Not only men but animals also receive protection and care. There are organisations for the prevention of cruelty to animals and for the protection and care of stray cats, etc., Individuals also take on some social work such as teaching at night schools and instructing in knitting and basket making.

PUBLIC AND POLITICAL WORK

There now remains only the consideration of the relation of public and political work to home-life in the West. Father and mother or the grown-up sons and daughters may take up public work and serve on local bodies such as parish, district and county councils or as ‘poor law guardians’ and municipal councilors and on various committees. They will, by so doing, do a good bit of useful service. The home is directly interested in the political issues that are agitating the country and are exercising men's minds and it has its favourite party which it would like to see in power. So its members may and sometimes do take part in the political life of the country. Since the vote was given to them in 1918, women have been taking an active part in political discussions and deliberations and are themselves contesting seats in the House of Representatives. Now in England women have an equal franchise with men and consequently the political atmosphere is more electrified than ever.

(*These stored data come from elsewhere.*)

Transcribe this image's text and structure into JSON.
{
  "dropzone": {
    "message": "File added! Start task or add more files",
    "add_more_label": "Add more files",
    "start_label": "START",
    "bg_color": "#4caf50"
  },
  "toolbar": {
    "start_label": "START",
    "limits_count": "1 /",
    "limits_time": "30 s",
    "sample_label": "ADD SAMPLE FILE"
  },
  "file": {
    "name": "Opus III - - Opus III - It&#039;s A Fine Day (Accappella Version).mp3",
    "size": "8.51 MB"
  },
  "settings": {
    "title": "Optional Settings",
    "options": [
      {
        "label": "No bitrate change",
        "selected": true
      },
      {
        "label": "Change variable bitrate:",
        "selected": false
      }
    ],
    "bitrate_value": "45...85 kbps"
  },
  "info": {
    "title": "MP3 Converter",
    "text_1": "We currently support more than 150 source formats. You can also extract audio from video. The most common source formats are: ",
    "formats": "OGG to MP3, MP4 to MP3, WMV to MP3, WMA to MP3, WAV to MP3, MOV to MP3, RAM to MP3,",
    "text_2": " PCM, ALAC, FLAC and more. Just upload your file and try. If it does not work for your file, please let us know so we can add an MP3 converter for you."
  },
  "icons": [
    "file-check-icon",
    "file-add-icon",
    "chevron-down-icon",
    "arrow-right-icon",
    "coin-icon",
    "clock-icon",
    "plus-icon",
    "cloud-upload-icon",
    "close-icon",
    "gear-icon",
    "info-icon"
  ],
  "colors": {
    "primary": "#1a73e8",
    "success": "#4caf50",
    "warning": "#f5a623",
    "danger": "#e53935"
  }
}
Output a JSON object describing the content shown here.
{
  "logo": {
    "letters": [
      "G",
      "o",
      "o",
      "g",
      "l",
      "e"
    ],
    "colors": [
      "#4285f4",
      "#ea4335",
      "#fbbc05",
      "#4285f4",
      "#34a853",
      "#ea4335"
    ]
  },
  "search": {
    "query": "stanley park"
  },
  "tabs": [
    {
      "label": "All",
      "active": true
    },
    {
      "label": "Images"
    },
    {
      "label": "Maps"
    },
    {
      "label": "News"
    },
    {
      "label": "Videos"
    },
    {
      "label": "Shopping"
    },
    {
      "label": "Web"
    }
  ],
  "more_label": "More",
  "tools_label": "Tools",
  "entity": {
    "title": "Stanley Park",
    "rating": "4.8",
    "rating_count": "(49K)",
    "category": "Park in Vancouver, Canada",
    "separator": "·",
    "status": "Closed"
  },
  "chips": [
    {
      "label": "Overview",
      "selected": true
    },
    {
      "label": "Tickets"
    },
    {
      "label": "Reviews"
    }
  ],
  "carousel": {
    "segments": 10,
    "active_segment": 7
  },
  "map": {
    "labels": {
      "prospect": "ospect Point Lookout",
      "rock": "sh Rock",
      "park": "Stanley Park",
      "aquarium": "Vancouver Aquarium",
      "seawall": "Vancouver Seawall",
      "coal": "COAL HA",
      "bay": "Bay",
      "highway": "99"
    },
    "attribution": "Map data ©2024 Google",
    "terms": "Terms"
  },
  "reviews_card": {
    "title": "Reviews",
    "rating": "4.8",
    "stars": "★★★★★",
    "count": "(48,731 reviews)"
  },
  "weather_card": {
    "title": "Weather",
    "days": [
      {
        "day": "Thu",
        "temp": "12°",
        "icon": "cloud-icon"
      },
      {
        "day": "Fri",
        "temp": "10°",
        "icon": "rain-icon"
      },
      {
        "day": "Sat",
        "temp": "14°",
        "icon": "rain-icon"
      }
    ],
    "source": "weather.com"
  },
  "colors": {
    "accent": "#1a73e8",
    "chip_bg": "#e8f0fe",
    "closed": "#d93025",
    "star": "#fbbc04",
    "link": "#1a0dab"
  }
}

If the late war has engineered or increased a woman's self-realisation, the vote has made her assertive and independent. We shall have to wait and see what kind of results will follow the granting of equal franchise to them in England. The domestic woman has changed into a political woman and if the change is not accompanied by a realisation of her true nature and mission in life, the home may go, in vulgar parlance, ‘to dogs’. I do not advocate ‘to the kitchen’ policy for women which is really hideous and quite out of date, but I plead for the cause of Home in the interests of married happiness and healthy communal growth.